Тем не менее слова жены в душе Демида поразили. Неужели народ и впрямь что-то пронюхал? Ведь Мощев проболтаться никак не мог. Он осторожен и хитёр, как лис, и коварен, как волк!
– Выкладывай, кому про отрезы бахвалилась, Домна? – налетел он снова. Теперь позор дочери его больше не волновал, тут беда с другого бока крадётся, надо упредить её.
– Что я, совсем из ума выжила? – испугалась жена. – Ну дак похвастали, так, чай, нельзя. Бабы, поди, ещё похлеще чешут о себе языками, – оправдывалась Домна, отойдя от страха.
– А ты от Катьки Зябликовой хоть одно лишнее словцо слыхала? Она только внимает таким дурам, навроде тебя!

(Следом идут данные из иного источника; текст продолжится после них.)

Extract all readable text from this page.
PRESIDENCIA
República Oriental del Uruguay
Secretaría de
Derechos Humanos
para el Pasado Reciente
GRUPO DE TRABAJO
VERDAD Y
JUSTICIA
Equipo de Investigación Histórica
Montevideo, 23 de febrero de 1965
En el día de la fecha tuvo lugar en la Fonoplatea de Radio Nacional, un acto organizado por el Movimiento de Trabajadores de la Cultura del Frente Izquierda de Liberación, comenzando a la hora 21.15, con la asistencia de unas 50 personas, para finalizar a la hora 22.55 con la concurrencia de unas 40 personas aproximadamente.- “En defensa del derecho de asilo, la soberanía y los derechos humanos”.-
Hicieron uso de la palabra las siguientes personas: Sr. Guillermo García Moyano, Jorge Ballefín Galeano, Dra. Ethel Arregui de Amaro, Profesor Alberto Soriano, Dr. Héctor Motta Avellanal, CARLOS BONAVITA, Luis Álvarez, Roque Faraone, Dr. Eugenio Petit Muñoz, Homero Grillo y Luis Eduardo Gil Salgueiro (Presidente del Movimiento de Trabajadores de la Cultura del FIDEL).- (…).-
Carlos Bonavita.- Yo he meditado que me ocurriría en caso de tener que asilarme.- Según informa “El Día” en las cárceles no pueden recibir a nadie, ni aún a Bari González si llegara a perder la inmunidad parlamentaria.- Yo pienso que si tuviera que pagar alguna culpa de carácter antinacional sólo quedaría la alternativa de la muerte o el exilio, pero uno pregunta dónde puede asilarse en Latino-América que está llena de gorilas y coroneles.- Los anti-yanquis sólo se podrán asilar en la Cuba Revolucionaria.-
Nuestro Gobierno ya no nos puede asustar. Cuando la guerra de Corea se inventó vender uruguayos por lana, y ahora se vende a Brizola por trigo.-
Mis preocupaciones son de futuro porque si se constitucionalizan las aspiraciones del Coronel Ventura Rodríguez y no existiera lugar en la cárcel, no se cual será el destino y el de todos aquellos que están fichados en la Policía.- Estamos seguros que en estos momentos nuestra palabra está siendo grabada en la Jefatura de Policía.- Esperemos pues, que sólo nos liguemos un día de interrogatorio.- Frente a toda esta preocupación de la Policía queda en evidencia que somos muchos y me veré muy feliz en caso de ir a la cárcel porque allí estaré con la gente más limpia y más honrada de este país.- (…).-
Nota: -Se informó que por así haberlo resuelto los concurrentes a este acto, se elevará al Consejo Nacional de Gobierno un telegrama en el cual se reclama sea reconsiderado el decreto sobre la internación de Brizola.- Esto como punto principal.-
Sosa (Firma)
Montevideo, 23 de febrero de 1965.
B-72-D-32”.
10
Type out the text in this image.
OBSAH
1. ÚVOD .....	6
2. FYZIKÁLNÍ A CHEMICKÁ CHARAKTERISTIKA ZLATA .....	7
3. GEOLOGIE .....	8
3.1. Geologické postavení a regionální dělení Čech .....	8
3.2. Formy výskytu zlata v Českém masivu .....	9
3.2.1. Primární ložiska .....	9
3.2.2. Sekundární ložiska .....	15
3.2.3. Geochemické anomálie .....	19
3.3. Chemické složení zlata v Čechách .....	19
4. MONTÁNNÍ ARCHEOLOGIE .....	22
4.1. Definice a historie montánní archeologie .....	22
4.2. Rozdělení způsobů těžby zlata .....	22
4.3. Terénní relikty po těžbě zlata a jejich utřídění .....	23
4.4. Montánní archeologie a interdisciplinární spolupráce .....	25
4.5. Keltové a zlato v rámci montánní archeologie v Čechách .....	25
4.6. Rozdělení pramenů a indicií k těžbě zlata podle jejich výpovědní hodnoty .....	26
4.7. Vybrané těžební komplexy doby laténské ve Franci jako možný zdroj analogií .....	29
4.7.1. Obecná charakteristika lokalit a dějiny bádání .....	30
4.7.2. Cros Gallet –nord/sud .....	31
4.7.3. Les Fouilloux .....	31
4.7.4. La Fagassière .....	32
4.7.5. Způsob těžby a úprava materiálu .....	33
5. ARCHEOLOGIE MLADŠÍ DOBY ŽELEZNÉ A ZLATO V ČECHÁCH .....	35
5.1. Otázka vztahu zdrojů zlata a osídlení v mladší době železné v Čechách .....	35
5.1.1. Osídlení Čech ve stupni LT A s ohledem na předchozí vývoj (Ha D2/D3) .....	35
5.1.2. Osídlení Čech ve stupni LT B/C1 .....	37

– И чего хорошего ходить надутой индюшкой? Нашёл с кем сравнивать, и нечего меня дурой погонять, пёс шелудивый, вот ты кто!
– Так кому ты про отрезы проболталась? – не отставал, сверкая глазами Демид.
– Кому-кому, да Пелагее Климовой! Так она навроде Катьки – непередатливая. А ещё… – она стала усиленно припоминать. – Марье Овечкиной да Антонине Кораблёвой, а им чего нельзя?
– А что они лыком шиты, бабы есть бабы! – взревел Демид. – Вот кажись, ясно, Марья ходит к Польке Староумовой. А кладовщик – это такая гнида, сам гребёт мешками, а другого на лопатки придавит, чтоб только ему больше досталось. Это ты помни, Домна… А чего к Ульяне Половинкиной шастаешь? Она чихать на тебя хотела! Скоро Давыда оженит на своей Зинке… Камень рушат в карьере. Хату Семён ставить удумал, намедни его с сыном видел в каменке. А наша осрамилась, я ей ноги повыдёргиваю, чтобы по ночам не блудила. С Кузьмой Ёлкиным когда-то таскалась, а он плюнул на неё да к Соньке Чесановой переметнулся. Трёп идёт, что её с ребёнком сватать будет. Вот тебе и Сонька! За два года – две свадьбы!
– Я энто давно знаю и без тебя. Ничего, наша тоже отхватит, она, поди, не уродина! А нет, так сами найдём, например, городского. Ты бы её с собой брал на рынок, она тебе всех покупателей привлечёт!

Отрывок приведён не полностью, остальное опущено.